As of early 2020, China owned almost US$1.1 trillion in U.S. debt, which makes the country the second-largest buyer of American debt. Even though Japan is the number one buyer, this hasn’t generated any worries since Japan is seen as a friendly nation. In contrast, the communist government of China owning so much U.S. debt has been a huge cause of concern, with some worrying that Beijing might use it as leverage against the United States. So will China ever call in its U.S. debt to hurt America?
Owning US debt
First, we need to understand what “U.S. debt” actually means. The U.S. federal government issues bonds and other debt instruments from time to time to fund expenses. Also known as Treasury securities, these can be bought and traded by organizations and other nations. Such securities are known as U.S. debt and refer to money that America has to pay. The buyers of such treasuries will be paid interest two times a year. Plus, the amount invested will be paid back in full when the bonds reach maturity.
Since the U.S. is the leading economic powerhouse in the world and many see the American economy as pretty stable and resilient, U.S. debt is the most in-demand government debt. As such, any sensible international investor would bet their money on U.S. debt to ensure stable returns as well as capital safety. When it comes to China, Beijing buys U.S. debt despite having an antagonistic attitude against America. It all basically boils down to the fact that such a move is beneficial to China.
“China wants its own currency, the yuan, pegged to the dollar. This has been common practice for many countries ever since the Bretton Woods Conference in 1944. A dollar-pegged yuan helps keep down the cost of Chinese exports, which the Chinese government believes makes it stronger in international markets. This also reduces the purchasing power of Chinese earners,” according to Investopedia.
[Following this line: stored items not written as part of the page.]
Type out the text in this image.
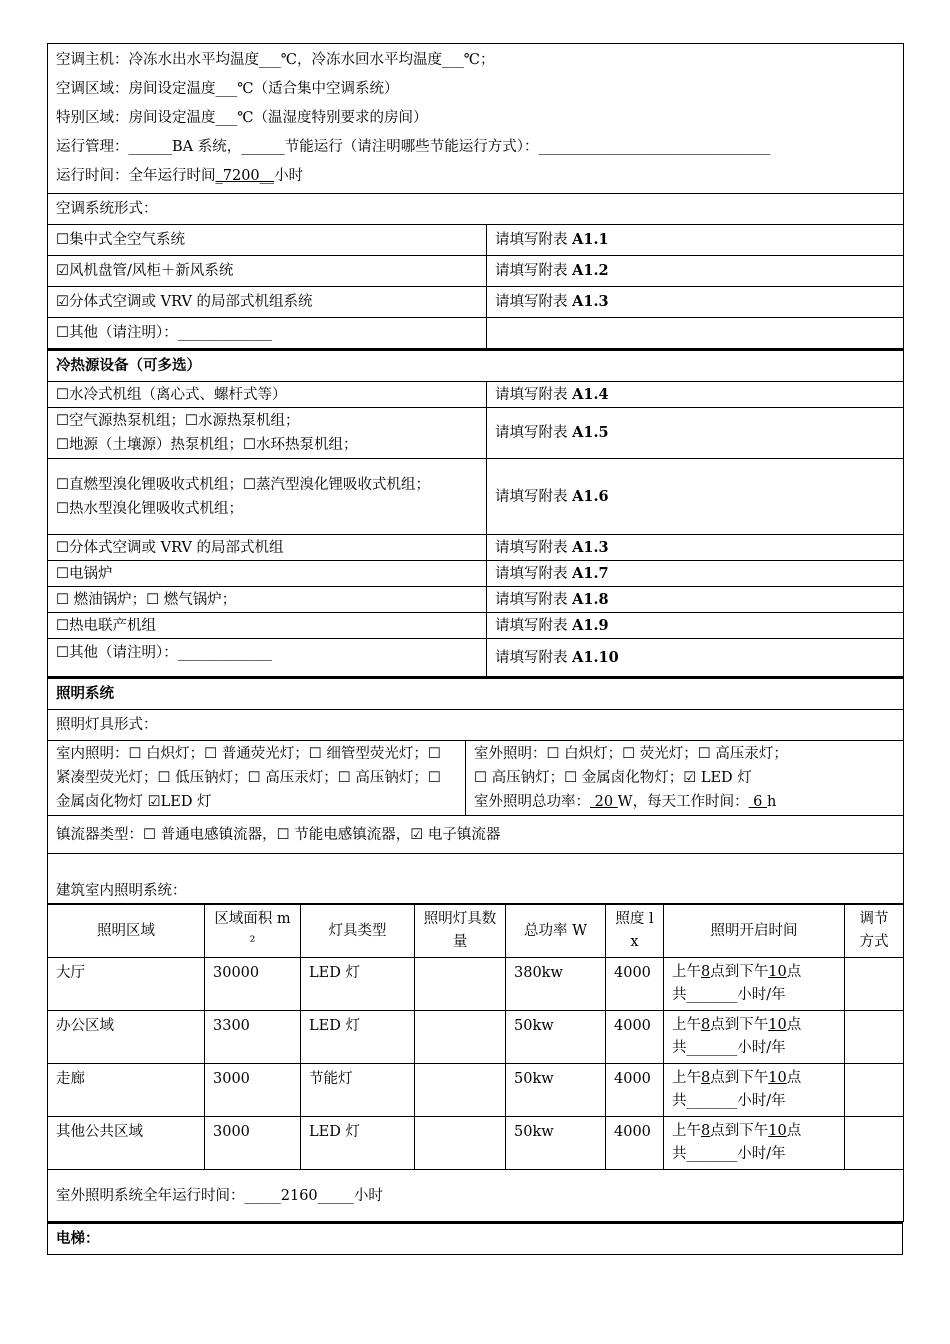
空调主机：冷冻水出水平均温度___℃，冷冻水回水平均温度___℃；
空调区域：房间设定温度___℃（适合集中空调系统）
特别区域：房间设定温度___℃（温湿度特别要求的房间）
运行管理：______BA 系统，______节能运行（请注明哪些节能运行方式）：________________________________
运行时间：全年运行时间_7200__小时	

空调系统形式：	
☐集中式全空气系统	请填写附表 A1.1
☑风机盘管/风柜＋新风系统	请填写附表 A1.2
☑分体式空调或 VRV 的局部式机组系统	请填写附表 A1.3
☐其他（请注明）：_____________	
冷热源设备（可多选）	

☐水冷式机组（离心式、螺杆式等）	请填写附表 A1.4

☐空气源热泵机组；☐水源热泵机组；
☐地源（土壤源）热泵机组；☐水环热泵机组；	请填写附表 A1.5

☐直燃型溴化锂吸收式机组；☐蒸汽型溴化锂吸收式机组；
☐热水型溴化锂吸收式机组；	请填写附表 A1.6

☐分体式空调或 VRV 的局部式机组	请填写附表 A1.3

☐电锅炉	请填写附表 A1.7

☐ 燃油锅炉；☐ 燃气锅炉；	请填写附表 A1.8

☐热电联产机组	请填写附表 A1.9

☐其他（请注明）：_____________	请填写附表 A1.10
照明系统
照明灯具形式：
室内照明：☐ 白炽灯；☐ 普通荧光灯；☐ 细管型荧光灯；☐ 紧凑型荧光灯；☐ 低压钠灯；☐ 高压汞灯；☐ 高压钠灯；☐ 金属卤化物灯 ☑LED 灯	
室外照明：☐ 白炽灯；☐ 荧光灯；☐ 高压汞灯；
☐ 高压钠灯；☐ 金属卤化物灯；☑ LED 灯
室外照明总功率： 20 W，每天工作时间： 6 h

镇流器类型：☐ 普通电感镇流器，☐ 节能电感镇流器，☑ 电子镇流器
建筑室内照明系统：
照明区域	区域面积 m²	灯具类型	照明灯具数量	总功率 W	照度 lx	照明开启时间	调节方式
大厅	30000	LED 灯		380kw	4000	上午8点到下午10点
共_______小时/年	
办公区域	3300	LED 灯		50kw	4000	上午8点到下午10点
共_______小时/年	
走廊	3000	节能灯		50kw	4000	上午8点到下午10点
共_______小时/年	
其他公共区域	3000	LED 灯		50kw	4000	上午8点到下午10点
共_______小时/年	
室外照明系统全年运行时间：_____2160_____小时							
电梯：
As such, the current arrangement is pretty good from the Chinese perspective. China buys American debt, inflating the value of the dollar. In return, it can sell America cheap goods. This has worked wonders for China in the past decades as it grew at an annual rate of around 10 until the 2008 Financial Crisis.
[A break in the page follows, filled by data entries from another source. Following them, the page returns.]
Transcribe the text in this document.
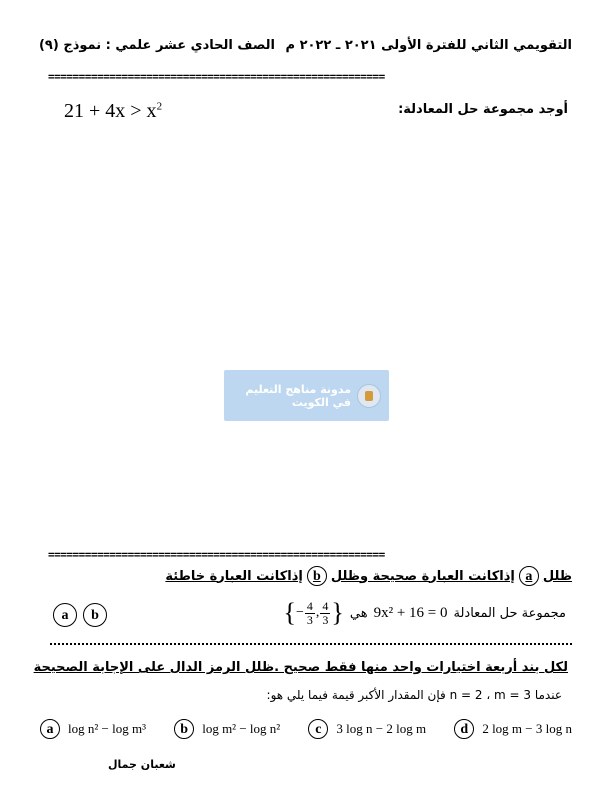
التقويمي الثاني للفترة الأولى ٢٠٢١ ـ ٢٠٢٢ م
الصف الحادي عشر علمي : نموذج (٩)
=======================================================
أوجد مجموعة حل المعادلة:
$21 + 4x > x^2$
مدونة مناهج التعليم
في الكويت
=======================================================
ظلل
a
إذاكانت العبارة صحيحة وظلل
b
إذاكانت العبارة خاطئة
مجموعة حل المعادلة
9x² + 16 = 0
هي
{ − $\frac{4}{3}$ , $\frac{4}{3}$ }
a	b
لكل بند أربعة اختيارات واحد منها فقط صحيح .ظلل الرمز الدال على الإجابة الصحيحة
عندما n = 2 ، m = 3 فإن المقدار الأكبر قيمة فيما يلي هو:
a	log n² − log m³	b	log m² − log n²	c	3 log n − 2 log m	d	2 log m − 3 log n
شعبان جمال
Even though the official figure puts Chinese ownership of U.S. debt at US$1.1 trillion, it doesn’t give the full picture since the data does not include investments from Hong Kong, which is the fifth-biggest U.S. debt owner at US$267 billion. Plus, China also buys American debt through custodial accounts in Belgium and other nations.
Calling in the debt
Now, as to the question of whether China will call in U.S. debt to get back at America, the chances are very slim since it would backfire and hurt the Asian nation. On one side, U.S. interest rates could rise and slow economic growth to some extent. However, China will also have to pay a big price. The value of the Chinese yuan relative to the dollar will rise, thereby making Chinese imports pricier in America. Consequently, China’s imports will decline.
Now, even if China is okay with this consequence and sells off U.S. debt, the negative effect on the American economy might not be as severe as expected. Back in 2015, China had sold US$180 billion of U.S. treasuries. However, this did not cause much of a stir in the financial markets since buyers bought all of them. So if China decides to dump off US$1.1 trillion in debt, the U.S. would only be marginally hit for a temporary period of time. This is why President Trump indicated that he is not worried about Beijing dumping U.S. debt.